The leading cause of hypothyroidism, Hasimoto’s thyroiditis occurs when the immune system attacks the thyroid gland, which produces hormones regulating many of the body's activities. If the condition remains untreated, hair loss may result. Additionally, a side effect of thyroid replacement therapy with levothyroxine may lead to prolonged or excessive hair loss.
Another thyroid disorder, Graves’ disease causes antibodies to bind to the surface of thyroid cells leading to the overproduction of thyroid hormones. Hyperthyroidism can affect the production of new hair on the scalp and sometimes on the body. The imbalance of hormones forces hair follicles to enter the resting phase of the hair cycle prematurely.
A chronic autoimmune disease that affects many different systems, hair loss can occur when antibodies created by the body attack the hair follicles, causing the hair to fall out. Hair may grow back on its own during remission periods, but, if scarring occurs in affected follicles, the loss is likely permanent.
There are a variety of medications that can cause hair shedding or exacerbate existing hair loss conditions. Some common drugs to blame include cholesterol-lowering medications, anticoagulants (found in blood thinners), blood pressure medication, steroids, and acne treatments.
Medication can stimulate hair shedding by interfering with the hair growth cycle — usually in the telogen (resting) and anagen (growing) phases.
- Telogen Effluvium: The more common type occurs when the drug causes the hair to enter the telogen phase. This leads to premature shedding over the course of a few months.
- Anagen Effluvium: A side effect of treatments like chemotherapy, this type of hair loss occurs much quicker (days to weeks) and is more severe than telogen effluvium.

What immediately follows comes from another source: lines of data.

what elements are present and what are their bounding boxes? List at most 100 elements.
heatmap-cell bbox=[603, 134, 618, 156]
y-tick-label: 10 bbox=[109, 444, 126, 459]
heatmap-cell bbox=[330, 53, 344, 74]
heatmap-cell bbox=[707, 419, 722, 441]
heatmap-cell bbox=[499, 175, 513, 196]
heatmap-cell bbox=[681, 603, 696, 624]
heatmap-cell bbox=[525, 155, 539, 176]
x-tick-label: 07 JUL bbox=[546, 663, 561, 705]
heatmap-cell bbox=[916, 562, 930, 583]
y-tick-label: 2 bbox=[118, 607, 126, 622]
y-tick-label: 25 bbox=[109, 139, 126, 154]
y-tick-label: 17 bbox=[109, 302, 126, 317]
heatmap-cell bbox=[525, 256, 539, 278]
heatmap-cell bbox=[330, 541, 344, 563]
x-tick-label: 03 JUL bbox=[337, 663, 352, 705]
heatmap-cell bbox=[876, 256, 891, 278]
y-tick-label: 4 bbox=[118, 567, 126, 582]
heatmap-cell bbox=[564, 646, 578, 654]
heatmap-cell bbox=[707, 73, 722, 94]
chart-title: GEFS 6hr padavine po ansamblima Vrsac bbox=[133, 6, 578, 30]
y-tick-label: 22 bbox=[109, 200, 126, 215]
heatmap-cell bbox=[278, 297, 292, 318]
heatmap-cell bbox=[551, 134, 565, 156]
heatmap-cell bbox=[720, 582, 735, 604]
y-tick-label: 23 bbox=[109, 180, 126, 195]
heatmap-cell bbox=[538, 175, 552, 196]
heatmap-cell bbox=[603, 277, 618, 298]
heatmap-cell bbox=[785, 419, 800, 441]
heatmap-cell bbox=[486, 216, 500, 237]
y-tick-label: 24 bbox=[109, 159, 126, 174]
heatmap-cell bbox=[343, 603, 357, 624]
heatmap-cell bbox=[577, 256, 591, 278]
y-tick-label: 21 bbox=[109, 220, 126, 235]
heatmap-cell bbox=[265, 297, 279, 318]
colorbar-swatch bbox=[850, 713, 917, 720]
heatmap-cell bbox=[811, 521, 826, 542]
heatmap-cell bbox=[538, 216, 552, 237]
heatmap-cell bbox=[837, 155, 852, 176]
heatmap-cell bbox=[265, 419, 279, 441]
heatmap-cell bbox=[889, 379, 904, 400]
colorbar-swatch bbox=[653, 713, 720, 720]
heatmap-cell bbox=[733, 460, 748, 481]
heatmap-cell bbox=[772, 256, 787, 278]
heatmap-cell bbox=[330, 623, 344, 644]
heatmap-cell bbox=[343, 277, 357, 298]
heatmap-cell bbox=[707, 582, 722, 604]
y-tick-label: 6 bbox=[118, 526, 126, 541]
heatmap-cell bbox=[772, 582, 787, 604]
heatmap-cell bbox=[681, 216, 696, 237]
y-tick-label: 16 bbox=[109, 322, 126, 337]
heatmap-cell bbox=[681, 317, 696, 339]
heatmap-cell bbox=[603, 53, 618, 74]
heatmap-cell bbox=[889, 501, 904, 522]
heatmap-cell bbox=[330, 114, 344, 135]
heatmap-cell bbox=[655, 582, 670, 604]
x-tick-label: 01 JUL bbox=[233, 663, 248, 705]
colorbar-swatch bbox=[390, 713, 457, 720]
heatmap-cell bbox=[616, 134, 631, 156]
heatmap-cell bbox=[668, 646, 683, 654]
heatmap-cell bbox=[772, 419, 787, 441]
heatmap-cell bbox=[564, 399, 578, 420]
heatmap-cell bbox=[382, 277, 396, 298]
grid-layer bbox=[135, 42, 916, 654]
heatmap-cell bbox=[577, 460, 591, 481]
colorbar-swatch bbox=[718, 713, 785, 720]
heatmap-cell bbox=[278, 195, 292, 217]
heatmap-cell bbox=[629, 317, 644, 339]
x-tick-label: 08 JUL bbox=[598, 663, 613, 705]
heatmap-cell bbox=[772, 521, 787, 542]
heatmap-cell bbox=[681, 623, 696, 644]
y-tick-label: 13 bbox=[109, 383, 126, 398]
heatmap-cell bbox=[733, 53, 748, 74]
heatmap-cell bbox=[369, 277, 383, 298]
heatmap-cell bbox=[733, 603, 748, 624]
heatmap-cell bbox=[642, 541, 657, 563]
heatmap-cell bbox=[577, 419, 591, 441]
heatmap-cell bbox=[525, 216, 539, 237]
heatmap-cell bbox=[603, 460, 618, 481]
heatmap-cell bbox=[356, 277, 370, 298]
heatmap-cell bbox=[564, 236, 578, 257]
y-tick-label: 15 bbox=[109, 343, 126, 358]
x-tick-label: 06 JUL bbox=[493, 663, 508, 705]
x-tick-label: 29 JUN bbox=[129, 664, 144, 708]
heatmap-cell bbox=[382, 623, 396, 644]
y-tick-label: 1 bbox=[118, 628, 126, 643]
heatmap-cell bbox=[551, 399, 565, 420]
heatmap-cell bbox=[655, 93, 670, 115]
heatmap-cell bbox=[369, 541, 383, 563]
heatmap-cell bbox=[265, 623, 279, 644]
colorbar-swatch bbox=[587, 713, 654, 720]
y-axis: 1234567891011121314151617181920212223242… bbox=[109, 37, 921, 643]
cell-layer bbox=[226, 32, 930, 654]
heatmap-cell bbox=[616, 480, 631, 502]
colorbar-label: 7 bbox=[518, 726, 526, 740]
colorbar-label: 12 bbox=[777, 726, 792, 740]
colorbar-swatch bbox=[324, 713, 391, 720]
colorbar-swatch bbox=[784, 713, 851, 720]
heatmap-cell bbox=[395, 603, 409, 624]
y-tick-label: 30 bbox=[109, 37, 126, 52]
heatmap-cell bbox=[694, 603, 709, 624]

“Medications may decrease mitotic activity in rapidly dividing hair matrix cells (anagen effluvium) or put the follicles into a premature rest (telogen effluvium),” Dr. Linkov explains. “In anagen effluvium, hair loss usually occurs within days to weeks of taking the medication. In telogen effluvium, hair loss may begin several months after starting treatment.”
Intense emotional or physical stress — whether it be from the pandemic, work, or rapid weight loss — can not only impact mental health but also physical well-being. Regardless of the trigger, stress can induce shedding or exacerbate hair loss. On average, people shed 100 to 150 strands a day. If you are experiencing high levels of stress and excessive shedding of more than 150 strands a day, be sure to consult with your doctor.
While men most commonly experience hair loss and balding as a result of genetic predisposition, there are other causes of both temporary and permanent shedding. Understanding the root cause of hair loss will ensure patients receive the best treatment for their condition.